Tuesday, 22 March 2011

The power of metaphors

Now some time ago, I posited that something I had written might have been a metaphor for something else, only for the wonderful Gergely to rudely remind me that metaphors came in jars and were usually pickled... something that may well be very close to the truth.

Any way, I spent today in the esteemed company of Johan Reyneke, philosophy graduate and biodynamic winemaker extraordinaire. After a longish day of traipsing around wine shops and restaurants flogging our respective wares, we retired to Bar Battu in the city. After having a couple of revivifying beers and a small tasting with the staff I ordered a bottle of Jean Foillards Morgon Cote du Py 2008.

This put the cat amongst the pigeons. The initial nose (as so often) was all awkwardness, hints of faults, fist full's of grit and dirt, berries crushed under leather boots being ground into the well matured manure. Then on the palette there was that lick of acidity, the refreshing chime of bitter cherry, the underlay of granite and mineral.

Some wines demand food, some wines demand good company..

Earlier in the day we had discussed the rational explanations that can underlie some of the procedures that comprise the biodynamic method. We then reappraised the subject and I mentioned that while I had always struggled with biodynamics, I had come to accept that there were genuinely effective methods at the heart of its teaching. However I still had issues with Steiner.

Johan replied that he too had issues with Steiner, in that he felt Steiner had lifted a lot of the peasant wisdom and recast it into his Theosophical world view, and created a set of post hoc mystical justifications for the actions of the methodology.

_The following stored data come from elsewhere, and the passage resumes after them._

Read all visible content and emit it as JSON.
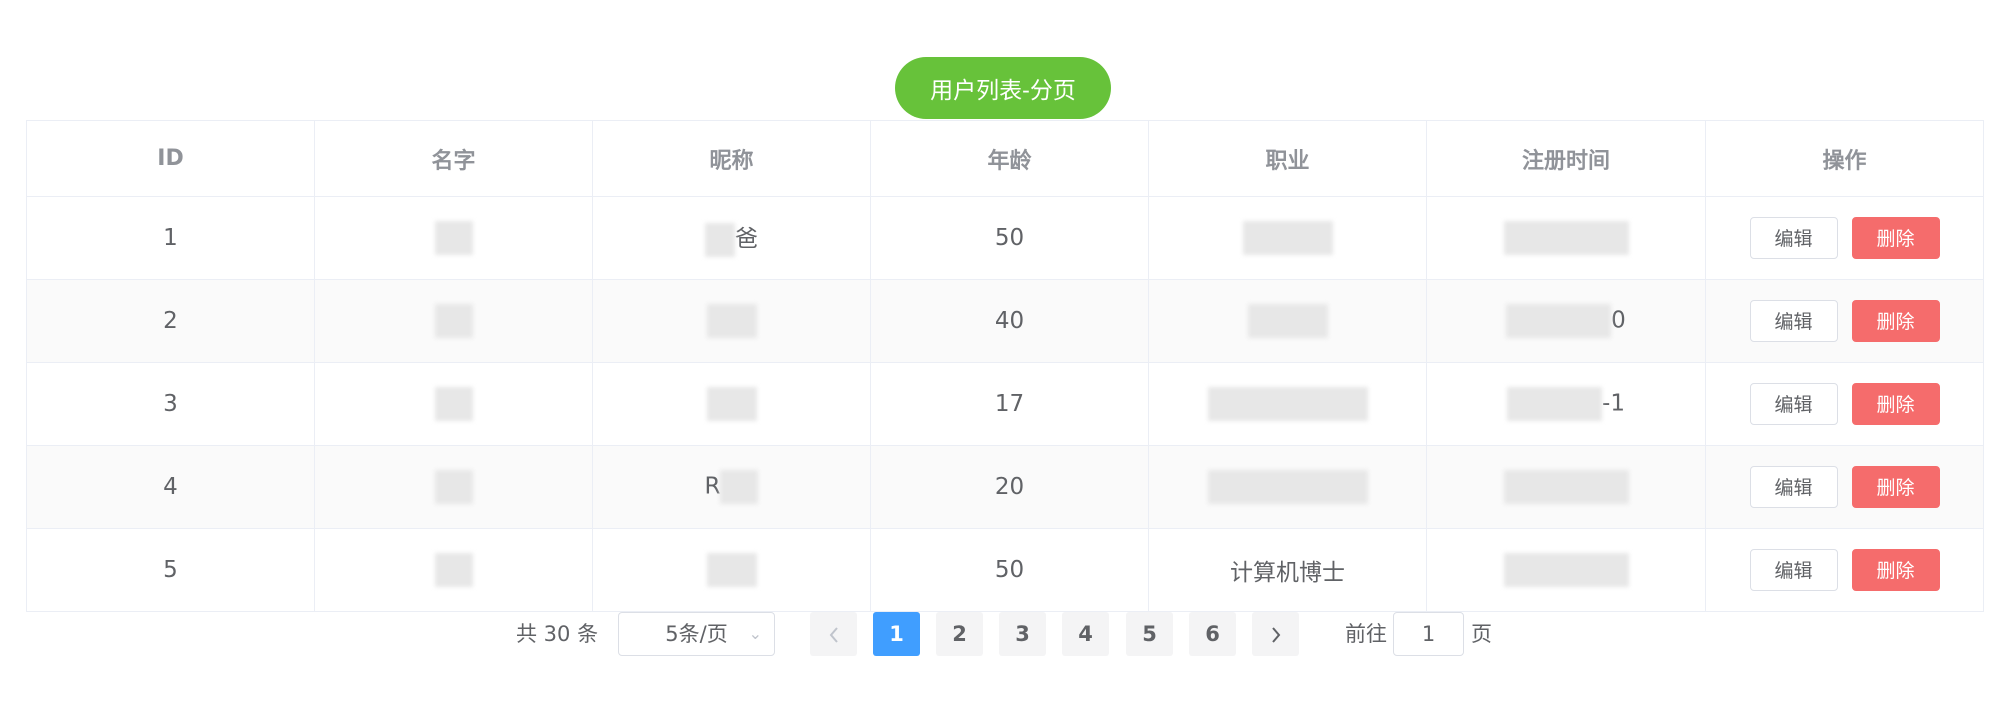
{
  "header": {
    "title_button": "用户列表-分页"
  },
  "table": {
    "columns": [
      "ID",
      "名字",
      "昵称",
      "年龄",
      "职业",
      "注册时间",
      "操作"
    ],
    "rows": [
      {
        "id": "1",
        "nickname_visible": "爸",
        "age": "50",
        "job": "",
        "time_visible": "",
        "edit": "编辑",
        "delete": "删除"
      },
      {
        "id": "2",
        "nickname_visible": "",
        "age": "40",
        "job": "",
        "time_visible": "0",
        "edit": "编辑",
        "delete": "删除"
      },
      {
        "id": "3",
        "nickname_visible": "",
        "age": "17",
        "job": "",
        "time_visible": "-1",
        "edit": "编辑",
        "delete": "删除"
      },
      {
        "id": "4",
        "nickname_visible": "R",
        "age": "20",
        "job": "",
        "time_visible": "",
        "edit": "编辑",
        "delete": "删除"
      },
      {
        "id": "5",
        "nickname_visible": "",
        "age": "50",
        "job": "计算机博士",
        "time_visible": "",
        "edit": "编辑",
        "delete": "删除"
      }
    ]
  },
  "pagination": {
    "total": "共 30 条",
    "page_size": "5条/页",
    "prev_icon": "chevron-left-icon",
    "next_icon": "chevron-right-icon",
    "pages": [
      "1",
      "2",
      "3",
      "4",
      "5",
      "6"
    ],
    "current_page": "1",
    "goto_prefix": "前往",
    "goto_value": "1",
    "goto_suffix": "页"
  },
  "colors": {
    "title_green": "#67c23a",
    "delete_red": "#f56c6c",
    "active_blue": "#409eff",
    "border": "#ebeef5"
  }
}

We then moved on to talking about the limits of reductive learning systems and how they are doomed to fail when confronted by complex systems. That a reductive approach if used in a non Popperian empirical falsificationary approach leads to misguided courses of action that prove to be ultimately painful.

In agriculture it was the reduction of the hugely complex web of interactions that is the vineyard/farm ecosystem into a series of flow diagrams that merely comprise key nutritional requirements and pest vector threats. Which in turn leads to a successive unbalancing of the natural cycles, picture knocking a spinning top out of balance and watching as it careens off the table.

This we compared with the essentially holistic approach that Goethe pioneered to observation of phenomena, and his view of each element of a system is to some degree representative of the system as a whole, and how, whilst not as immediately useful as the empirical reductive approach it is, none the less, a better way of avoiding making poor decisions as there is, implicit in it's approach a respect of the system being studied and an appreciation of the inherent incomprehensible quality of the complexity to be found therein.

So how does one reconcile people to successful, non reductionary approaches to complex systems? Well therein lies where Steiners post hoc mystical gobbledigook comes into the picture, for he tied up the accumulated trial and error wisdom of a pheasant populace who had to try and cope with an unpredictable and frankly capricious world into a meaninful and justifiable philosophy of bbiodynamic gardening. For this he turned to the metaphor (see by this time, nicely pickled). An excellent way of bridging the gap between the actuality of the mechanics of a complex system and a suitably comprehensible reduction of said mechanics.

We finished on the decision that what we needed was a new metaphor for the actions of biodynamic preparations on the vineyard ecosystem, one that stripped the story of its mystical bent, one that would make sense to a 21th century lay person, and one that would place the biodynamic method in a comprehensible context.